Reklama

Elektroenergetyka

Węgiel, stal i atom. Od nich zaczęła się Unia Europejska [KOMENTARZ]

Fot. Pixabay
Fot. Pixabay

Powojenna integracja Europy rozpoczęła się od współpracy w zakresie węgla, stali i atomu. Dziś, po 70 latach od rozpoczęcia tego procesu, energetyka dalej jawi się jako fundament do zacieśniania więzów między krajami Starego Kontynentu.

Dokładnie 70 lat temu, 9 maja 1950 roku, francuski minister spraw zagranicznych Robert Schuman, przy wsparciu komisarza planowania Jeana Monneta, przedstawił plan koordynacji produkcji stali oraz wydobycia węgla we Francji i RFN. Wizja ta, mająca zakończyć konflikty dotyczące francusko-niemieckich zagłębi przemysłowych, podnieść poziom życia mieszkańców obu państw oraz oddalić widmo ewentualnej przyszłej wojny, stała się fundamentem procesu, w ramach którego na świat przyszła Unia Europejska. Siedem lat później zawiązano Europejską Wspólnotę Gospodarczą oraz Europejską Wspólnotę Energii Atomowej.

Dzień 9 maja obchodzony jest w krajach Unii Europejskiej jako Dzień Europy, święto integracji, solidarności i współpracy krajów Starego Kontynentu.

Dziś, po 70 latach od tej chwili, energetyka ponownie jawi się jako fundament to budowania jedności europejskiej w obrębie UE. Tym razem współpraca państw Unii służyć ma nie tylko zapobieganiu wojen, integracji i podniesieniu poziomu życia, ale też walce ze zmianą klimatu, która może łatwo sprowadzić rozmaite niebezpieczeństwa (wliczając w to wojny i biedę) na głowy Europejczyków.

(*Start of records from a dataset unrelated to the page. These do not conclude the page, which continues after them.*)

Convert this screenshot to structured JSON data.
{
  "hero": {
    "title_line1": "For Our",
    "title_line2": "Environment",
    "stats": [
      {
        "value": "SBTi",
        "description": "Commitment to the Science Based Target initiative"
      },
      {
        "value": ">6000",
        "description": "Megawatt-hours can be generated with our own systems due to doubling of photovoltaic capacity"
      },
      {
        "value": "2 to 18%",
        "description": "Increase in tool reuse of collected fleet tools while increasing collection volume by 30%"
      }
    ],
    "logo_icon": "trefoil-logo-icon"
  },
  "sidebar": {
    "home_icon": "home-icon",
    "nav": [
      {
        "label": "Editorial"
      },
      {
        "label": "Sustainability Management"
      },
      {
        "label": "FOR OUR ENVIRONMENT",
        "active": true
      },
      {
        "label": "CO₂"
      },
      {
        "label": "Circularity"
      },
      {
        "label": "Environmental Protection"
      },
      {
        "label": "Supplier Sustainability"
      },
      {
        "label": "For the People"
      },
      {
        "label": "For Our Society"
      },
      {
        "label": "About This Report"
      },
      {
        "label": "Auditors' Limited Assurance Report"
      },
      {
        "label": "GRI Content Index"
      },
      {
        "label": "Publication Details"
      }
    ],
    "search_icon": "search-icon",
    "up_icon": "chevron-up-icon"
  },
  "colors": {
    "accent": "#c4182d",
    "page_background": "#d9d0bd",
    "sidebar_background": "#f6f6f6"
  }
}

Receptą na ten problem ma być Zielony Ład - kompleksowa polityka transformacji gospodarek UE w kierunku bezemisyjności. Bruksela postawiła sobie bardzo ambitny cel - Europa ma być w 2050 roku pierwszym neutralnym klimatycznie kontynentem. Aby to osiągnąć, potrzebna jest współpraca wszystkich krajów członkowskich, drobiazgowy i dopracowany plan oraz ogromne transfery finansowe. Jedną z najważniejszych korzyści może być natomiast zespojenie gospodarcze i polityczne, tak bardzo potrzebne dotkniętej Brexitem i wewnętrznymi sporami Unii.

Można zatem postawić tezę, że UE wróciła do swych korzeni - jako spoiwo tożsamościowe używa tych samych elementów, którymi posłużyli się Francuzi i Niemcy kreśląc podwaliny przyszłych wspólnot, a więc energetyki i ciężkiego przemysłu. To te sektory będą najbardziej doświadczone przez Zielony Ład, to nim stawia się największe wyzwania, ale to także z nimi łączy się najpotężniejsze nadzieje.

Szkoda tylko, że powrót do początków, a więc do wspólnoty węgla, stali i atomu odbywa się z pewnym wypaczeniem tych pierwotnych zasad - Unia nie chce bowiem rozwijać swojego przemysłu jądrowego, który obecnie odpowiada za 50% czystej energii produkowanej w jej granicach. Jest to ruch godzący nie tylko w to, co od dawna głoszą eksperci zajmujący się klimatem z ramienia IPCC, ale także w decyzje, jakie podejmuje sama UE - bez energetyki jądrowej osiągnięcie w ciągu najbliższych 30 lat neutralności klimatycznej będzie praktycznie niemożliwe.

Zielony Ład jako polityka tożsamościowa jest obecnie dla Unii celem nadrzędnym, warunkującym również jej wiarygodność. Dlatego nie należy spodziewać się jego korekty w postaci poluzowania rygorów czy odroczenia terminu dojścia do neutralności klimatycznej. Natomiast warto zabiegać, by UE wzięła pod uwagę zmiany w zakresie metody dojścia do tzw. net zero w 2050 roku. Inaczej w fundamencie już na początku budowy pojawią się pęknięcia - te zaś mogą pogrzebać nawet najbardziej obiecujące konstrukcje.